Alonso e Cora (Alonso and Cora) is an opera seria in three acts by Francesco Bianchi. The libretto was by Giuseppe Foppa, after Ferdinando Moretti's Idalide, o sia La vergine del sole, as used by Giuseppe Sarti in Milan in 1783. The original source of this text was in turn Jean François Marmontel's Les Incas, ou La destruction de l'empire du Pérou (1777).

The opera was notable for its spectacular effects which included sea scenes and a volcanic eruption, and its opulent music which involved concertato choruses, ensembles (including one quintet), and a ballet contributing to the grand conclusion in the last act.

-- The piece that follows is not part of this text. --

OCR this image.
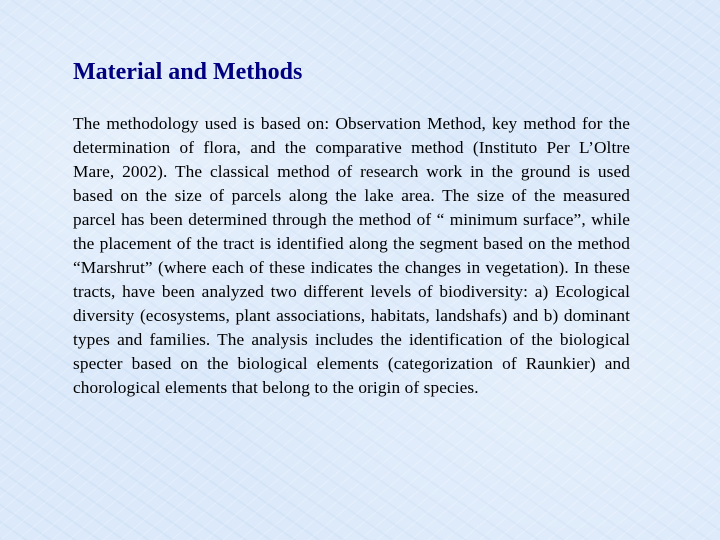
Material and Methods

The methodology used is based on: Observation Method, key method for the determination of flora, and the comparative method (Instituto Per L’Oltre Mare, 2002). The classical method of research work in the ground is used based on the size of parcels along the lake area. The size of the measured parcel has been determined through the method of “ minimum surface”, while the placement of the tract is identified along the segment based on the method “Marshrut” (where each of these indicates the changes in vegetation). In these tracts, have been analyzed two different levels of biodiversity: a) Ecological diversity (ecosystems, plant associations, habitats, landshafs) and b) dominant types and families. The analysis includes the identification of the biological specter based on the biological elements (categorization of Raunkier) and chorological elements that belong to the origin of species.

Simon Mayr also set a version of the story, under the same title, for Milan in 1803.

==Performance history==
The opera was first performed at the Teatro San Benedetto in Venice on 7 February 1786.

==Roles==

| Role | Voice type | Premiere Cast, 7 February 1786 (Conductor: Antonio Capuzzi) |
|---|---|---|
| Alonso, a conquistador | soprano castrato | Domenico Bedini |
| Cora, an Inca sun maiden | soprano | Anna Andreozzi-De Santis |
| Berinto | tenor | Giuseppe Desirò |
| Ataliba, Inca ruler | tenor | Vincenzo Maffoli |
| Zamoro | soprano castrato | Domenico Masi |
| Amazili | soprano | Teresa Benvenuti |

==Synopsis==
A love story set in the new world. Alonso, the Spanish conquistador, rescues Cora, an Inca maiden, when the Temple of the Sun is destroyed by a volcanic eruption, but thereby unwittingly breaks the law that forbids her to leave the temple, on pain of being sacrificed to the gods. Alonso is willing to die with her, but the people take mercy and abolish the ancient law.